Toute son attention était absorbée par ce qu’il venait d’entendre, et il s’efforçait de le rattacher au sujet de ses préoccupations.

Et pour l’arracher à ses conjectures, il ne fallut rien moins que le frôlement d’une robe contre l’huisserie d’une porte.

Mme Lia d’Argelès entrait.

Elle était vêtue d’un très-élégant peignoir de cachemir gris à revers de satin bleu, coiffée avec beaucoup de goût, elle n’avait oublié aucun des artifices ordinaires de sa toilette, et cependant on lui eût donné plus de quarante ans.

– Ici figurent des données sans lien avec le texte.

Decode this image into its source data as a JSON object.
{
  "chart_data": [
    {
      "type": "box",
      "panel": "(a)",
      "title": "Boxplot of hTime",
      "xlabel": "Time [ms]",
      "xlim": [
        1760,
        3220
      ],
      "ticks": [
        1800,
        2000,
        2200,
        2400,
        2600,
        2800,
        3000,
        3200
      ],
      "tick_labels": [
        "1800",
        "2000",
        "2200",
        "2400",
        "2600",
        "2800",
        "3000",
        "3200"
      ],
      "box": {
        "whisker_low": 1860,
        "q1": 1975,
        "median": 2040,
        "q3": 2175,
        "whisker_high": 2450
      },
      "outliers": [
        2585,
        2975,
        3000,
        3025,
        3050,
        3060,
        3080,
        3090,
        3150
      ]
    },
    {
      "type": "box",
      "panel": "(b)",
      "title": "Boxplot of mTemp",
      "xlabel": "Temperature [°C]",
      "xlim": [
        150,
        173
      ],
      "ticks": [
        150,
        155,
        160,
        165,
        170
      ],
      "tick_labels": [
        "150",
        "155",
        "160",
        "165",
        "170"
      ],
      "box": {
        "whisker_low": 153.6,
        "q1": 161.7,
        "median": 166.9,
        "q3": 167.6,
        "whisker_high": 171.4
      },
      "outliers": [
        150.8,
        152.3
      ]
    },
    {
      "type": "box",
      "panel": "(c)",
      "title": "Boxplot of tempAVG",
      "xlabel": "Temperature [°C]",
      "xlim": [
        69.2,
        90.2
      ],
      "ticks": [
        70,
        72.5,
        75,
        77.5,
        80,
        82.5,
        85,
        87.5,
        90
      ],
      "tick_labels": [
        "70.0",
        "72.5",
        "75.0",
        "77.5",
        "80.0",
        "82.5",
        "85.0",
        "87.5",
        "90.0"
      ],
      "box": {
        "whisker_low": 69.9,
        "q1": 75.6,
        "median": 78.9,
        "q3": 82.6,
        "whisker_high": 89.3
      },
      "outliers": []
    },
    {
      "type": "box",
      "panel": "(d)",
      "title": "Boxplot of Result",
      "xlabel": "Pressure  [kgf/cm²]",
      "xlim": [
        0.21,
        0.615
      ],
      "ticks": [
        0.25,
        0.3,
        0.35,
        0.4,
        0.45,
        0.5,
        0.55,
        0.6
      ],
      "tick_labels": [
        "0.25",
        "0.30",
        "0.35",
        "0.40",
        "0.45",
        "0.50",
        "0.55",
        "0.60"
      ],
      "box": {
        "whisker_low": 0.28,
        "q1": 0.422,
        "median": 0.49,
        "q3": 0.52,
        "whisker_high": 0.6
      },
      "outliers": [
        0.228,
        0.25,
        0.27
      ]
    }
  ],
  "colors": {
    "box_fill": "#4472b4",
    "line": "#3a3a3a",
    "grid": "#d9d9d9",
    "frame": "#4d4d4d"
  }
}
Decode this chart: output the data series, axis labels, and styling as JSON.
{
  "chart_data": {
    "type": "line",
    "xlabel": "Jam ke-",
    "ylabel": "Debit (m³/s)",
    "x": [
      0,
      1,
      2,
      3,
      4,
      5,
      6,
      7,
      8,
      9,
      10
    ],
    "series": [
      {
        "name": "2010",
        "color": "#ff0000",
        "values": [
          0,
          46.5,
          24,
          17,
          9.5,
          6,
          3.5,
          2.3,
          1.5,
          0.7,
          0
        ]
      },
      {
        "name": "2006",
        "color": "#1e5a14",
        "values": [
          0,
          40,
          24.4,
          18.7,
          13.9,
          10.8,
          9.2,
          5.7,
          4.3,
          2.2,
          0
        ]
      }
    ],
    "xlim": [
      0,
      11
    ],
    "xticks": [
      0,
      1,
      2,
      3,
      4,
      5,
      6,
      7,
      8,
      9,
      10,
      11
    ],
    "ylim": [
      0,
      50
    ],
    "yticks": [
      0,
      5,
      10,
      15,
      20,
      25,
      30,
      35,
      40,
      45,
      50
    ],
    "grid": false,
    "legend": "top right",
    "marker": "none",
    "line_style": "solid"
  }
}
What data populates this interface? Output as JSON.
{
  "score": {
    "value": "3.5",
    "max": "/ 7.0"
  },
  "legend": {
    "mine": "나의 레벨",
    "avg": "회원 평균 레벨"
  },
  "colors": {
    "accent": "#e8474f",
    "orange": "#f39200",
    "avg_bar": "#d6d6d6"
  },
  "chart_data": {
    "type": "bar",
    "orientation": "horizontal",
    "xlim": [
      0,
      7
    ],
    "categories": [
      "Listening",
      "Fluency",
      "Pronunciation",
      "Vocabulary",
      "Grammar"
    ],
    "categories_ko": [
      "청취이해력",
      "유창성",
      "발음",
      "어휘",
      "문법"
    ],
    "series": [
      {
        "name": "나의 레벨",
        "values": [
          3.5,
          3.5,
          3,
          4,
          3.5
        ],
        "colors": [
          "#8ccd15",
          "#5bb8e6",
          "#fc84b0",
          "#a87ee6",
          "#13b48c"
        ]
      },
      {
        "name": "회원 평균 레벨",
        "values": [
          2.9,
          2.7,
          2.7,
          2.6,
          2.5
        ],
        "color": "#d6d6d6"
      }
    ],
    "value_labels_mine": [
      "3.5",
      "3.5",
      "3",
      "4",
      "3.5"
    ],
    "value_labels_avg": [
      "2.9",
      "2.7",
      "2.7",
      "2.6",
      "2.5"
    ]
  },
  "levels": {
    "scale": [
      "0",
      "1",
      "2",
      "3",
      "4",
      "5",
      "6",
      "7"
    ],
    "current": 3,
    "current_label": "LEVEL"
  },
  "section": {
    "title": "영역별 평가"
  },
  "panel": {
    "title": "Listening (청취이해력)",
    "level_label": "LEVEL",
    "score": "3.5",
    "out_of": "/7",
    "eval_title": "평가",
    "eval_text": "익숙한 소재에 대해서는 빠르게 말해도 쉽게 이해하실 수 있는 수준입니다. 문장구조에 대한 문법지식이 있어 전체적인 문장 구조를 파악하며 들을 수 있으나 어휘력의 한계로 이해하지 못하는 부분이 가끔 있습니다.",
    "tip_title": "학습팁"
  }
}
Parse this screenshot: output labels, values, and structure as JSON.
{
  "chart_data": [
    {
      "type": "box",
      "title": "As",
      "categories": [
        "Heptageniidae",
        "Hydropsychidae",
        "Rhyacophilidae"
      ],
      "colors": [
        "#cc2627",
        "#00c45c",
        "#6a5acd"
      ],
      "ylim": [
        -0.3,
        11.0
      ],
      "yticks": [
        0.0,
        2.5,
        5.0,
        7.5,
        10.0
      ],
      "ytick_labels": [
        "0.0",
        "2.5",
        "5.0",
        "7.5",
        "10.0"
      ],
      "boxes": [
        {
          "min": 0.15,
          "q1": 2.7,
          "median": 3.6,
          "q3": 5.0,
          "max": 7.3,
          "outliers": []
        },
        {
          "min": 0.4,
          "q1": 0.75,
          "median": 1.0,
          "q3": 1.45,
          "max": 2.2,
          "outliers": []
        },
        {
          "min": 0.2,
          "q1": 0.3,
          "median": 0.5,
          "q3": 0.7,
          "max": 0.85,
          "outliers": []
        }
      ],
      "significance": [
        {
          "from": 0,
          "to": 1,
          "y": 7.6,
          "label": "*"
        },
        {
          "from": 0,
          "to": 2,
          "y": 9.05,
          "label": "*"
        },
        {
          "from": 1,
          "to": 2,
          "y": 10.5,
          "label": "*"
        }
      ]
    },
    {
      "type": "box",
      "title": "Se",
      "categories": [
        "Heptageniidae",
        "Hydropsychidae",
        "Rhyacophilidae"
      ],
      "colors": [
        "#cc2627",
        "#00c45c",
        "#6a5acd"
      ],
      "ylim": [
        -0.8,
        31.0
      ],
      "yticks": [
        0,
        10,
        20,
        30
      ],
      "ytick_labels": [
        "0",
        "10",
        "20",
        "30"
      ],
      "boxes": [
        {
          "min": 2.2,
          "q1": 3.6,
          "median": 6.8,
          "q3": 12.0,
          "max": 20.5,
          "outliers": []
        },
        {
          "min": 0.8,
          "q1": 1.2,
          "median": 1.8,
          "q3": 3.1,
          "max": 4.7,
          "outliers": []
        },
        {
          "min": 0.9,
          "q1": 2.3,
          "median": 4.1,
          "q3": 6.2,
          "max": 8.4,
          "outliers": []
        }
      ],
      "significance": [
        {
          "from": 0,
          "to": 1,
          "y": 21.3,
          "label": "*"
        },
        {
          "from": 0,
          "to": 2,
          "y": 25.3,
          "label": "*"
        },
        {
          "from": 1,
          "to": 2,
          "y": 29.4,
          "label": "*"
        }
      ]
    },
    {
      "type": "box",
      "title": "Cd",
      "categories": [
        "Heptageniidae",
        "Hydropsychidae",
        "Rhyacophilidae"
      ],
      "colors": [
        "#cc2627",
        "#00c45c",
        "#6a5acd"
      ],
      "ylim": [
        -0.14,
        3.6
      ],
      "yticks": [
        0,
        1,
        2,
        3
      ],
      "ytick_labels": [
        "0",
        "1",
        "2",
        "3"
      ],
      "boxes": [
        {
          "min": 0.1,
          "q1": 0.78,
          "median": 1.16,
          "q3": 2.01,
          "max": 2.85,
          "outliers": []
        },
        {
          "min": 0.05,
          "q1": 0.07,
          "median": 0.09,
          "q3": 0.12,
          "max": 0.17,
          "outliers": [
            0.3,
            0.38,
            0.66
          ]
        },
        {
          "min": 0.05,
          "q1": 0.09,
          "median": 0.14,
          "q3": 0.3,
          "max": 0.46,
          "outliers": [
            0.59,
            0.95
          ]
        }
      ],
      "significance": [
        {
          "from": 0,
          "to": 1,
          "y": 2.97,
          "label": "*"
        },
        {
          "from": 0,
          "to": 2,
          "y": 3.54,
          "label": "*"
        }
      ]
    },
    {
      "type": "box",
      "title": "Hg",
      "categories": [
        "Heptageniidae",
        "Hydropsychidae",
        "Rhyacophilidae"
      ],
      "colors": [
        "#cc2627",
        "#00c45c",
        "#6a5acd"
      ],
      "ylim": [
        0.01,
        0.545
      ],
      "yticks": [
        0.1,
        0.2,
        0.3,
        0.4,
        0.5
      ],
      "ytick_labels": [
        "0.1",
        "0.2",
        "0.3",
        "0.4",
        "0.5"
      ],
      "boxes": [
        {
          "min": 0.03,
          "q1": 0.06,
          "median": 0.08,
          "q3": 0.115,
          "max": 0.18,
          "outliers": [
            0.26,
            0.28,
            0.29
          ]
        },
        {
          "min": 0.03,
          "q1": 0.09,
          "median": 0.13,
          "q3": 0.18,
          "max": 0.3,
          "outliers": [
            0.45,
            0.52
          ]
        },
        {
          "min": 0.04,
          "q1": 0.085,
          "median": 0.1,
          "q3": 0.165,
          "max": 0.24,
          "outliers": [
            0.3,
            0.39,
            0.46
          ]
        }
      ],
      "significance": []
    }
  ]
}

Son morne visage offrait l’expression d’une résignation désespérée, et ses yeux rougis, entourés d’un cercle bleuâtre, trahissaient des larmes récentes.

Elle toisa le guetteur d’héritages, et d’un ton bref aussi peu encourageant que possible:

—Vous avez à me parler? interrogea-t-elle.

M. Fortunat s’inclina, presque déconcerté.

Il s’était préparé à rencontrer quelqu’une de ces stupides demoiselles qui promènent au bois leurs cheveux salis d’ocre et empuantis d’ammoniaque, et pas du tout, il se trouvait en présence d’une femme à l’air impérieux qui, déchue, gardait encore la fierté de sa race, et qui lui imposait.